AO VERME QUE PRIMEIRO ROEU AS CARNES BRASILEIRASRepública das saúvas, de Piero Sbragia

por Gabriel Marçal

A ironia, vergonha, tristeza e o abismo trazidos por República das Saúvas, de Piero Sbragia, provocam efeitos estranhos, sentimentos análogos aos de quem assistiu o Brasil da pandemia. Num exercício de colar recortes tão díspares quanto imagens das saúvas (formigas nocivas)  se alimentando de uma vegetação, paisagens de prédios em São Paulo e um conjunto de áudios das falas mais aberrantes de Jair Bolsonaro, o diretor cria um universo absurdo que, em vez de confundir, parece explicar o Brasil de hoje: um país onde “a realidade não existe” (frase utilizada no curta), ou existe de maneiras paralelas. Onde a morte diária de milhares de pessoas não mais impressiona, é como se os vermes e as pragas tivessem tomado o poder e convencido a população de que estava tudo bem se a sua plantação fosse destruída.

Estamos num documentário experimental que possui um detalhado desenho de som e uma montagem disruptiva que traz climas dissonantes.
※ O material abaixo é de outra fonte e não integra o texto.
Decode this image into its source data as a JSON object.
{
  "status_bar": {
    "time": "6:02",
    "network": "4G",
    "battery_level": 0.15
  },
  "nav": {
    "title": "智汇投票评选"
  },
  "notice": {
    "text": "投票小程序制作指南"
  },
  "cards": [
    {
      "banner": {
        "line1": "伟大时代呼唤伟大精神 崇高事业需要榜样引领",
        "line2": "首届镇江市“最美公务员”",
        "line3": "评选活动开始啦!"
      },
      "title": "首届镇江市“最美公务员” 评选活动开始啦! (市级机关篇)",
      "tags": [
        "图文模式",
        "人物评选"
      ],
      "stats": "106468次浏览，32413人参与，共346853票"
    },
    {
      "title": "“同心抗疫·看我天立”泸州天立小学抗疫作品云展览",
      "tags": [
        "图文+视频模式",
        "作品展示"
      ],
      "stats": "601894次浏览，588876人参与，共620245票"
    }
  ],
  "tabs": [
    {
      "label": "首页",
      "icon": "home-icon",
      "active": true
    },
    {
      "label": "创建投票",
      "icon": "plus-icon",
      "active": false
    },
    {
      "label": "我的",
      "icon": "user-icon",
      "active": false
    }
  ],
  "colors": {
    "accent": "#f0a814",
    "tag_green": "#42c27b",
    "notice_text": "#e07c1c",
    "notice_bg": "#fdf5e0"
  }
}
A relação entre as formigas destruidoras e o Brasil é fácil, uma vez que esse é um país cuja colonização teve o único objetivo de extrair riquezas sem qualquer precedente. Outros animais aparecem, como o gado e o burro, ambos relacionados com os discursos do presidente, que ocorrem durante todo o filme. A utilização das falas de Bolsonaro sobre a pandemia tem sido recorrente em documentários e até ficções. É um recurso potente (que nem sempre dá certo), e que aqui tem um efeito dúbio: a sua incessante utilização é vertiginosa, tornando-se ao mesmo tempo um elemento rítmico chocante e cansativo.

Esse eterno retorno cria um sentido cíclico, de que essa destruição da terra, cultura e povo nunca cessa no Brasil. A clareza da analogia entre os animais e o presidente pode ser vista como um caminho fácil, mas aqui aparece como parte de um mundo bizarro – A Revolução dos Bichos vem à cabeça –, e o clima de ficção científica tem uma ironia que beira o humor tosco. República das Saúvas é inteligente na forma como nos faz sentir esse lugar marcado pela violência de séculos e formado por um sistema de sobrevivência primitiva que reflete até hoje. Outras imagens complementam esse universo, como os céus trovejantes e arranha-céus.

As filmagens das formigas, que em um documentário convencional seriam acompanhadas por uma narração sobre sua ação na natureza, mas que são aqui sobrepostas pelas falas do presidente, causam uma experiência tátil significativa. Há ainda outro elemento irônico que traz perplexidade: as saúvas são pragas que fazem parte de um ecossistema regenerativo. O mesmo não pode ser dito de nós, que ultrapassamos, principalmente a partir do capitalismo, qualquer regeneração. Portanto, um país onde humanos são tratados como simples agentes naturais (em um mundo antinatural), que existem apenas para sobreviver, largados nas adversidades sociais e patológicas, é um cenário que só não é distópico porque já é verdadeiro. A realidade pode não existir, mas as feridas são reais. Por quanto tempo as carnes e os espíritos vão aguentar?